George Goehl began his speech with a quote from Vincent Harding: “I am a citizen of an America that is yet to be born.” For Goehl, in the next 30 years, the United States has the potential to become that dream. Goehl is the director of People’s Action, one of the largest multiracial poor and working class people’s organizations in the country, according to the organization’s website. Goehl shared his perspective on being a community organizer during the virtual All-School Meeting (ASM) on October 2.
Growing up in the small town of Madora in southern Indiana, Goehl witnessed the mass unemployment and rising levels of drug addiction that followed after both the brick and automobile factories shut down in the town. Gohel himself developed a drug addiction and frequented a local soup kitchen. However, after he began volunteering in that same soup kitchen, he was inspired to begin his work in using community organizing to target systemic issues.

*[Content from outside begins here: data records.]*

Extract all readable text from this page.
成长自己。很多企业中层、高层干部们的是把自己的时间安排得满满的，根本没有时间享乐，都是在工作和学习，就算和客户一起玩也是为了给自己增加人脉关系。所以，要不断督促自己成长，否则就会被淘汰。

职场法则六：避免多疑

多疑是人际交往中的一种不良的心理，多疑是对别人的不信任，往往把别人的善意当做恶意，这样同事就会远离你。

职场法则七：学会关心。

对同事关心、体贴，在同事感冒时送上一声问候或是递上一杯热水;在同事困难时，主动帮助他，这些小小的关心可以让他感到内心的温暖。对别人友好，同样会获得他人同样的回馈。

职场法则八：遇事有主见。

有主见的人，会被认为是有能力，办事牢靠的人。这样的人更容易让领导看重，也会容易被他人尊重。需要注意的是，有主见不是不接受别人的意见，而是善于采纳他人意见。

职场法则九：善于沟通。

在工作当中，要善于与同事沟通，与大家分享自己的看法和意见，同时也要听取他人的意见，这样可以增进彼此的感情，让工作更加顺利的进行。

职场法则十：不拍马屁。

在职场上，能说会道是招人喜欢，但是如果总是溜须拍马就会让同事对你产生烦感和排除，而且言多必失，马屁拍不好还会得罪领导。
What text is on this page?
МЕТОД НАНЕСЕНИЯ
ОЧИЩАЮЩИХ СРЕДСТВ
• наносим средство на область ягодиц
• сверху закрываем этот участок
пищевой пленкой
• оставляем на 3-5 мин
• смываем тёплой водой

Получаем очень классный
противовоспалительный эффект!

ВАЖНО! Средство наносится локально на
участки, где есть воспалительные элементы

“After eating at the soup kitchen a few times, I noticed that people who ate there would also pitch in, and one day I decided to ask if I could help. Three years later, I was the assistant director, and we’d serve tens of thousands of meals. I was super proud of what we were doing and what I was doing. Yet on this one afternoon as we started serving the meal, I looked at the line and I thought, ‘This is basically the same group of people that were in line with me three years ago to eat.’ And it hit me hard. Nobody has starved on our watch, but we have done absolutely nothing to change the underlying reasons that people need to eat at a soup kitchen in the first place. I happened to be mopping up the floor, and I realized that I could keep mopping things up or I could try to find the leak,” said Goehl.
People’s Action is a nonprofit organization dedicated to helping rural and multiracial communities find justice and fight for their rights. Many of the organization’s pursuits, including seeking a clean environment and humane living conditions for community members, have been successful. According to Goehl, People’s Action’s success in organizing is proof that the ordinary citizen has power if they purposefully engage in their communities.

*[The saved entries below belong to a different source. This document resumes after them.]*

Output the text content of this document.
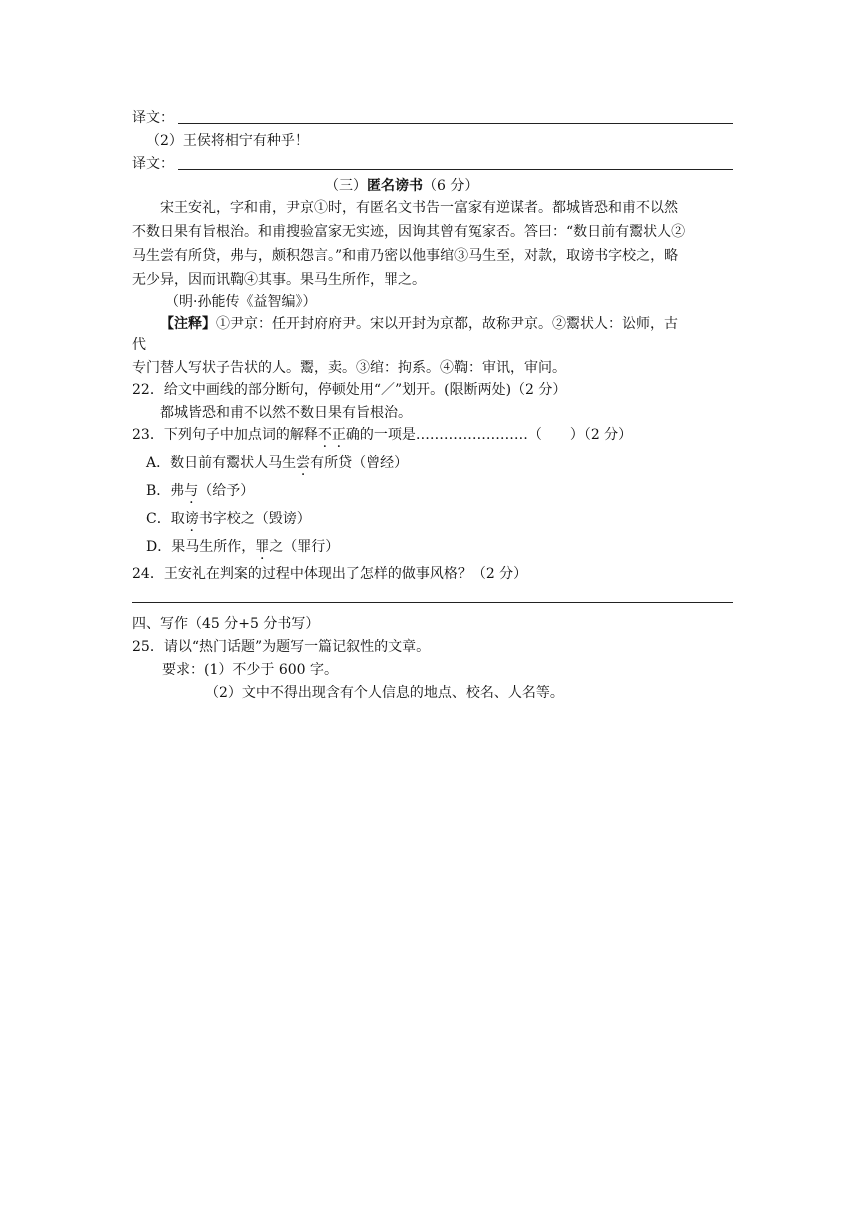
译文：
（2）王侯将相宁有种乎！
译文：
（三）匿名谤书（6 分）
宋王安礼，字和甫，尹京①时，有匿名文书告一富家有逆谋者。都城皆恐和甫不以然
不数日果有旨根治。和甫搜验富家无实迹，因询其曾有冤家否。答曰：“数日前有鬻状人②
马生尝有所贷，弗与，颇积怨言。”和甫乃密以他事绾③马生至，对款，取谤书字校之，略
无少异，因而讯鞫④其事。果马生所作，罪之。
（明·孙能传《益智编》）
【注释】①尹京：任开封府府尹。宋以开封为京都，故称尹京。②鬻状人：讼师，古
代
专门替人写状子告状的人。鬻，卖。③绾：拘系。④鞫：审讯，审问。
22．给文中画线的部分断句，停顿处用“／”划开。(限断两处)（2 分）
都城皆恐和甫不以然不数日果有旨根治。
23．下列句子中加点词的解释不正确的一项是……………………（　　）（2 分）
A．数日前有鬻状人马生尝有所贷（曾经）
B．弗与（给予）
C．取谤书字校之（毁谤）
D．果马生所作，罪之（罪行）
24．王安礼在判案的过程中体现出了怎样的做事风格？（2 分）
四、写作（45 分+5 分书写）
25．请以“热门话题”为题写一篇记叙性的文章。
要求：(1）不少于 600 字。
（2）文中不得出现含有个人信息的地点、校名、人名等。
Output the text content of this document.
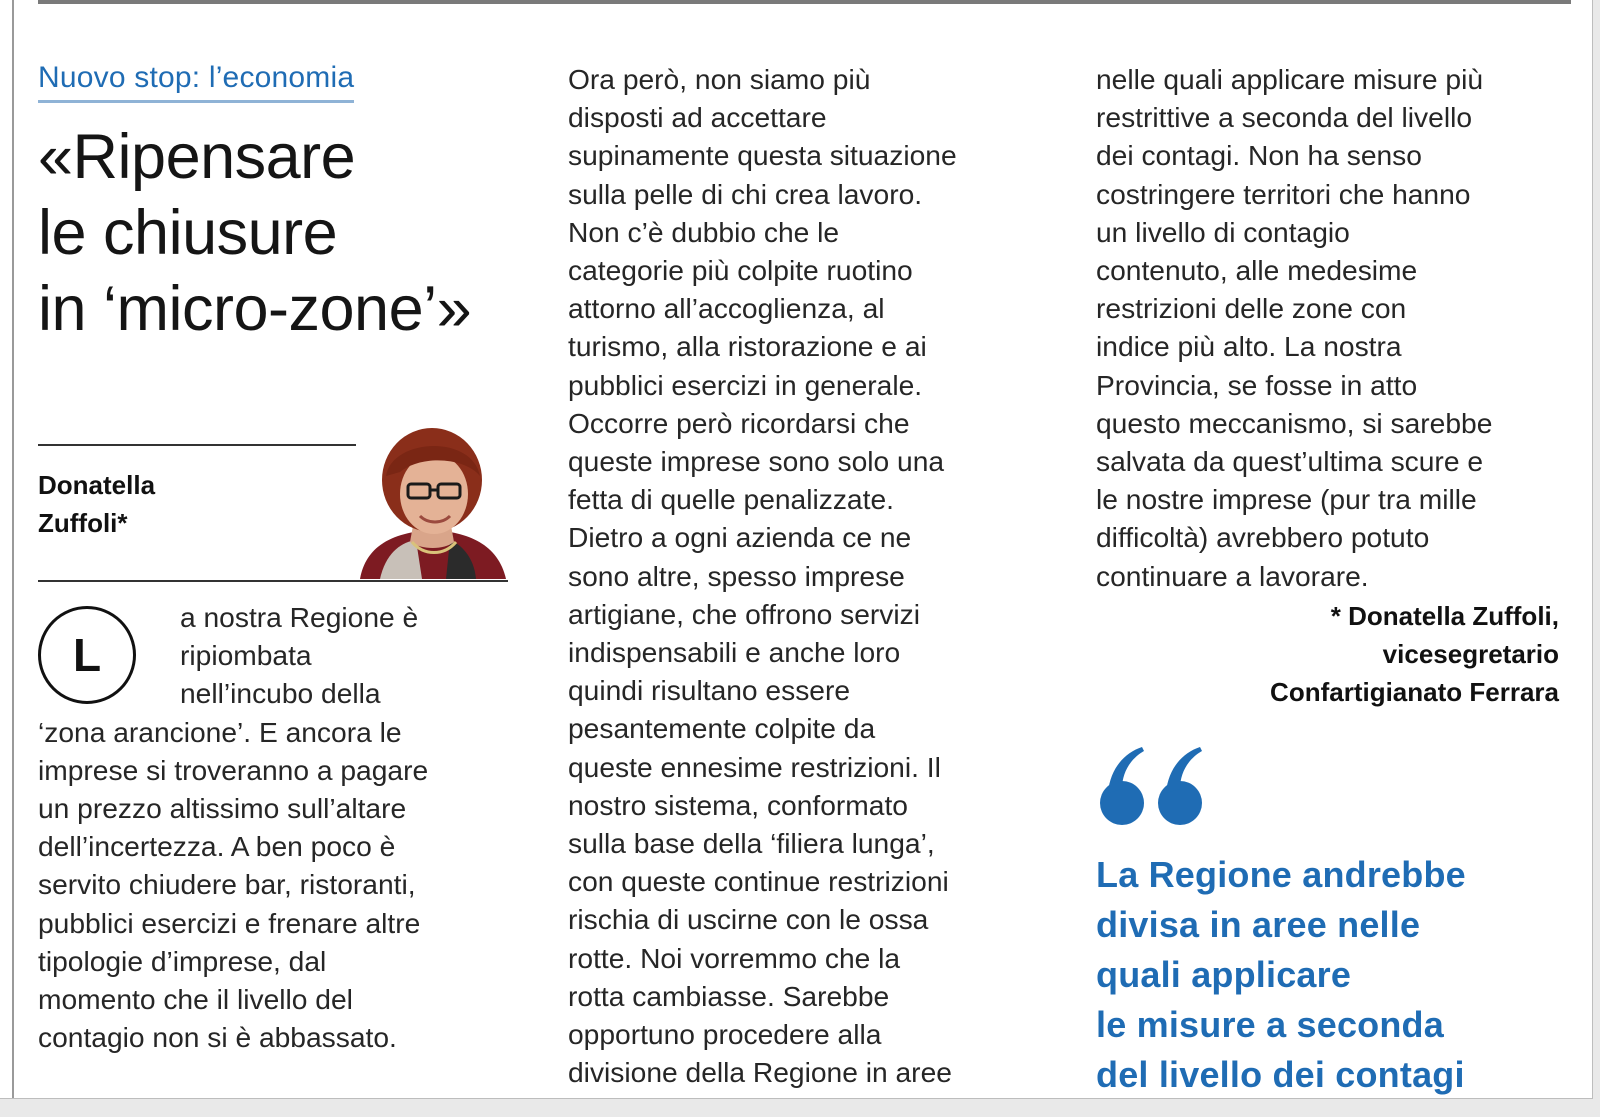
Nuovo stop: l’economia
«Ripensare
le chiusure
in ‘micro-zone’»
Donatella
Zuffoli*
L
a nostra Regione è
ripiombata
nell’incubo della
‘zona arancione’. E ancora le
imprese si troveranno a pagare
un prezzo altissimo sull’altare
dell’incertezza. A ben poco è
servito chiudere bar, ristoranti,
pubblici esercizi e frenare altre
tipologie d’imprese, dal
momento che il livello del
contagio non si è abbassato.
Ora però, non siamo più
disposti ad accettare
supinamente questa situazione
sulla pelle di chi crea lavoro.
Non c’è dubbio che le
categorie più colpite ruotino
attorno all’accoglienza, al
turismo, alla ristorazione e ai
pubblici esercizi in generale.
Occorre però ricordarsi che
queste imprese sono solo una
fetta di quelle penalizzate.
Dietro a ogni azienda ce ne
sono altre, spesso imprese
artigiane, che offrono servizi
indispensabili e anche loro
quindi risultano essere
pesantemente colpite da
queste ennesime restrizioni. Il
nostro sistema, conformato
sulla base della ‘filiera lunga’,
con queste continue restrizioni
rischia di uscirne con le ossa
rotte. Noi vorremmo che la
rotta cambiasse. Sarebbe
opportuno procedere alla
divisione della Regione in aree
nelle quali applicare misure più
restrittive a seconda del livello
dei contagi. Non ha senso
costringere territori che hanno
un livello di contagio
contenuto, alle medesime
restrizioni delle zone con
indice più alto. La nostra
Provincia, se fosse in atto
questo meccanismo, si sarebbe
salvata da quest’ultima scure e
le nostre imprese (pur tra mille
difficoltà) avrebbero potuto
continuare a lavorare.
* Donatella Zuffoli,
vicesegretario
Confartigianato Ferrara
La Regione andrebbe
divisa in aree nelle
quali applicare
le misure a seconda
del livello dei contagi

“We brought people together, began developing strategies to get action on the issues they cared about most. And really quickly, we started winning. We [wanted] a rural living wage. We won. Policies to create clean air and water. We stopped big factory farms from coming into the community. We stopped a fracking pipeline that was going to tear up folks’ neighborhoods. And we want better health care and treatment for addiction. And winning is one of the most important things we do in organizing, because that gives people evidence that engaging in civic life, engaging in democracy actually works,” Goehl explained.
After the 2016 election, People’s Action launched the largest progressive organizing project in rural America, with the goal of combating misinformation and white nationalism in rural communities. People’s Action conversed with 10,000 people to understand their struggles. According to Goehl, through these empathetic conversations, many rural residents started to reject past racist and xenophobic views.
“We asked people three things. ‘What issues do you most want action on?’ ‘What do you see as the solution to those issues?’ which was our effort to not project a progressive solution on the problem. And three, ‘essentially who and what do you see as responsible?’ But [what] I think may be the biggest and clearest takeaway [is] over and over folks said, ‘You know what? Nobody’s ever asked me that before. We haven’t had somebody come knock on our doors and ask these kinds of questions for years.’ Then we did what good organizers do: we got to work on those issues,” said Goehl.
From his years of experience as a community organizer, Goehl emphasized the importance of engaging with those with conflicting viewpoints with empathy and understanding. According to Goel, communication is pivotal in bringing people together and reaching a better future for everyone.
“America is at a crossroad. We can choose a path that I think much of the country’s on right now. And it sounds a lot like this: ‘you believe you don’t believe what I believe. Therefore, you know what, we’re not going to be in a relationship. Goodbye.’ Or, as a country, we can choose change. I want to understand what you’re up against. I want to understand the struggles you face, and I truly want to understand how you came to see the world the way you do. I want to be vulnerable with you. I want to share what I’m up against. I want to share how I came to believe what I believe. I think this is a much more courageous route. It’s a hard one, but I think it’s one that allows us to bring so many more people along in the project of reckoning with our past and charting the way to a new future,” Goehl finishes.